Units and Dimensions - Consistency of Equations

Description:

Principle of homogeneity of dimensions

Let’s assume we have two physical quantities A and B −

• A ± B is only valid if and only if [A] = [B] (dim. of A = dim. of B)
• A = B is only valid if and only if [A] = [B] (dim. of A = dim. of B)

In simple words, only the quantities with similar dimensions could be added and subtracted from each other or equated to each other.

Example −

Force can’t be added or subtracted to velocity, distance, time, etc. It can only be added or subtracted to another force.
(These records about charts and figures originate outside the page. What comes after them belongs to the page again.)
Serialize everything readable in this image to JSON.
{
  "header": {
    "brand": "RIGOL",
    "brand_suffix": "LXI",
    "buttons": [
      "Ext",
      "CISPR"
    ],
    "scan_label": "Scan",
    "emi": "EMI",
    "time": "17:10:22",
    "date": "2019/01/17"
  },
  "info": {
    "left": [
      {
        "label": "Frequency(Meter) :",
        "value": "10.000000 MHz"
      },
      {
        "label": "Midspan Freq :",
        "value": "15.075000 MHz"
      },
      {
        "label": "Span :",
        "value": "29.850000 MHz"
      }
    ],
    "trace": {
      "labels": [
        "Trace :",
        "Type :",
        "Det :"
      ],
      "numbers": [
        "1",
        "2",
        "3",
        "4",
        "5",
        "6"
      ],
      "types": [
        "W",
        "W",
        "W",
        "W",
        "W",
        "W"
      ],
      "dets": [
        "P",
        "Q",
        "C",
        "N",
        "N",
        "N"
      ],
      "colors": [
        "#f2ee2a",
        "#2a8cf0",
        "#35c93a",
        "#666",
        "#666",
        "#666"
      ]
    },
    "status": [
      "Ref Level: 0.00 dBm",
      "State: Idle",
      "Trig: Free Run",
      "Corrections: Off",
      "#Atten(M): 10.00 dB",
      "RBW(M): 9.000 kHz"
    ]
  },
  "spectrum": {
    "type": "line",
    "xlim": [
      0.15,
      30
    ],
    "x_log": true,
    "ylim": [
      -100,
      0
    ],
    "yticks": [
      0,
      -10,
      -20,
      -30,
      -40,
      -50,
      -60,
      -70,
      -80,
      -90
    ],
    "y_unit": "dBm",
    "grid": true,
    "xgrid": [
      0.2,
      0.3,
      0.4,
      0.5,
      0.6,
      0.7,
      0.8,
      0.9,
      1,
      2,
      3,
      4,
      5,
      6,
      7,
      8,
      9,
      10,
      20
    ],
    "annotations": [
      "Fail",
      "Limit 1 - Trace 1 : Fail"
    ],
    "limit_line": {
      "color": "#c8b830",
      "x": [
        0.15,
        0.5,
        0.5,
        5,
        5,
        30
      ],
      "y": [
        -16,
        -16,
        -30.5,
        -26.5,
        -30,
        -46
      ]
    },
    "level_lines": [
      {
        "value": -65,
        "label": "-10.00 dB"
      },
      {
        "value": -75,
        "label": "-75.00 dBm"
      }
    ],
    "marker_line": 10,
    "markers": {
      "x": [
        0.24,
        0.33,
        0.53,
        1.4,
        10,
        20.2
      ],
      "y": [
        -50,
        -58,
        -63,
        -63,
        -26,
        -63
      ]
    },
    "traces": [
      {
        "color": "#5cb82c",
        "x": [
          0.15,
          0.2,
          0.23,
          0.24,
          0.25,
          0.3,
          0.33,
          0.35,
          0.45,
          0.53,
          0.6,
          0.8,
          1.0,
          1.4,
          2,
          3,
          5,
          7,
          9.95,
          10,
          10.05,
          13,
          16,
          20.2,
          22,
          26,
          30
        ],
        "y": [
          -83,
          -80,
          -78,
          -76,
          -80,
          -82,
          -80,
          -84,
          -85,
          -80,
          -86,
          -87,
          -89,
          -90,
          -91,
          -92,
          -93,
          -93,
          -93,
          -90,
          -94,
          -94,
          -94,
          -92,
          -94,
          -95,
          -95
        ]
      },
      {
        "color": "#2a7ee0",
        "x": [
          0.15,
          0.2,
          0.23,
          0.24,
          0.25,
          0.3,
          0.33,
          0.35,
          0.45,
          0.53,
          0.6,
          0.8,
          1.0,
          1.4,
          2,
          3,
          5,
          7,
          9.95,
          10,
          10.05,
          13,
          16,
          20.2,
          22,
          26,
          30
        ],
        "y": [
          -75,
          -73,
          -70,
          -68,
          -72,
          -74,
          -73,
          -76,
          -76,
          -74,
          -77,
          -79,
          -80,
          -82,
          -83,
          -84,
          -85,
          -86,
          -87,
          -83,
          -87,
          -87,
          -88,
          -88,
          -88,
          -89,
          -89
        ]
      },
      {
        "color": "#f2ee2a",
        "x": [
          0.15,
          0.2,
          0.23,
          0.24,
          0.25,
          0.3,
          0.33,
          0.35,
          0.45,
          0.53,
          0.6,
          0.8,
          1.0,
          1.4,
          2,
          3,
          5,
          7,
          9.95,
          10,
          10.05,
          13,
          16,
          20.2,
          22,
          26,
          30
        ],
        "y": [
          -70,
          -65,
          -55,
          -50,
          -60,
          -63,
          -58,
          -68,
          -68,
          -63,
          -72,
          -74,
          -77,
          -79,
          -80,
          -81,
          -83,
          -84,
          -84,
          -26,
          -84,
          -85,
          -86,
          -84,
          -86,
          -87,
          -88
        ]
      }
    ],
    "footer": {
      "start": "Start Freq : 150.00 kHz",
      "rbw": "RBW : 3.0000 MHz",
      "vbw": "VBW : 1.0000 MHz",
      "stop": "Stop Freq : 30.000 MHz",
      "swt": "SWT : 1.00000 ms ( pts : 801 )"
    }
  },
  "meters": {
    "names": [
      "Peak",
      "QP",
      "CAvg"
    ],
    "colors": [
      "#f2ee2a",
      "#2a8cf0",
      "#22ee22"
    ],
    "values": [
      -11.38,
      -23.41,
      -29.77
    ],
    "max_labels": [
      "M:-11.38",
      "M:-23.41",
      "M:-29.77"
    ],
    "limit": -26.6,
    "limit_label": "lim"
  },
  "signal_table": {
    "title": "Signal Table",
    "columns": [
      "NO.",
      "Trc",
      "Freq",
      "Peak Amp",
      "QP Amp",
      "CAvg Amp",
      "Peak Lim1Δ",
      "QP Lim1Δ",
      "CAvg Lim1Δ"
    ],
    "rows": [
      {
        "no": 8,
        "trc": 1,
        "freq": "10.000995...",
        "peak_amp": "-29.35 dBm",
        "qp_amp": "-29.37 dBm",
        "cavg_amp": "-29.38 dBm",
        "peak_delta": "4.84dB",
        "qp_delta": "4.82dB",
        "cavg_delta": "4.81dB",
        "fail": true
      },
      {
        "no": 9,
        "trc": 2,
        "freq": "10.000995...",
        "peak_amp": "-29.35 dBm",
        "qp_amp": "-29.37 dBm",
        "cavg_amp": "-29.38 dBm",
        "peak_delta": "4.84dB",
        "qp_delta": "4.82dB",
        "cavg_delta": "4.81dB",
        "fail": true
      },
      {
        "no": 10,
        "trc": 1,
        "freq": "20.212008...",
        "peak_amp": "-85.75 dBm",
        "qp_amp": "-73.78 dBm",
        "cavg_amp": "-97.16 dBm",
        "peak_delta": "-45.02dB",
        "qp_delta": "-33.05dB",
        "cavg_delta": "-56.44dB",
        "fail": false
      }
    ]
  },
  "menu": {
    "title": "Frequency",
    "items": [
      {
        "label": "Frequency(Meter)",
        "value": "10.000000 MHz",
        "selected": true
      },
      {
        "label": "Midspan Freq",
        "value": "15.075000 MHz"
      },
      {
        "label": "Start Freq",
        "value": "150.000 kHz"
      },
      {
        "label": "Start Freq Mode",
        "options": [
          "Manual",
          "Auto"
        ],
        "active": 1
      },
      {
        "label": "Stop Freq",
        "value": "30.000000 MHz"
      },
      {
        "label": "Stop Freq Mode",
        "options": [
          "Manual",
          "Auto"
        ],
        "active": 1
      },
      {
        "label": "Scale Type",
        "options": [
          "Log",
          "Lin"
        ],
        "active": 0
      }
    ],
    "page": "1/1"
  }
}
Force can’t be equal to anything else except force itself.

Checking Dimensional Consistency

Problem − Verify dimensional consistency of

x₀ = ut + 1/2 at²

Where, x₀ ≡ length; u ≡ Velocity; t ≡ time; a ≡ acceleration

Method

Dimensions of x₀ = [L]

Dimensions of ut = [L][T]^-1[T] = [L]

Dimensions of 1/2 at² = 1[L][T]^-2[T]² = [L] (Pure numbers like (1/2) are dimensionless)

Dimension of ut and 1/2 at² are equal hence, their addition is valid.

Dimensions of both L.H.S and R.H.S are equal to [L] hence, the equation is dimensionally consistent.

Important Note

Quantities in the argument of any Mathematical function must be dimensionless.

E.g

sin x, logy, e^z, etc.

Each x, y and z should be dimensionless.

• If an equation fails the dimensional consistency test, it is proved wrong.

• If an equation passes the dimensional consistency test, it is NOT proved right.

E.g. x₀ = ut + 1/2 at² and x₀ = ut + 4at², both are dimensionally consistent. But only the former is the correct equation.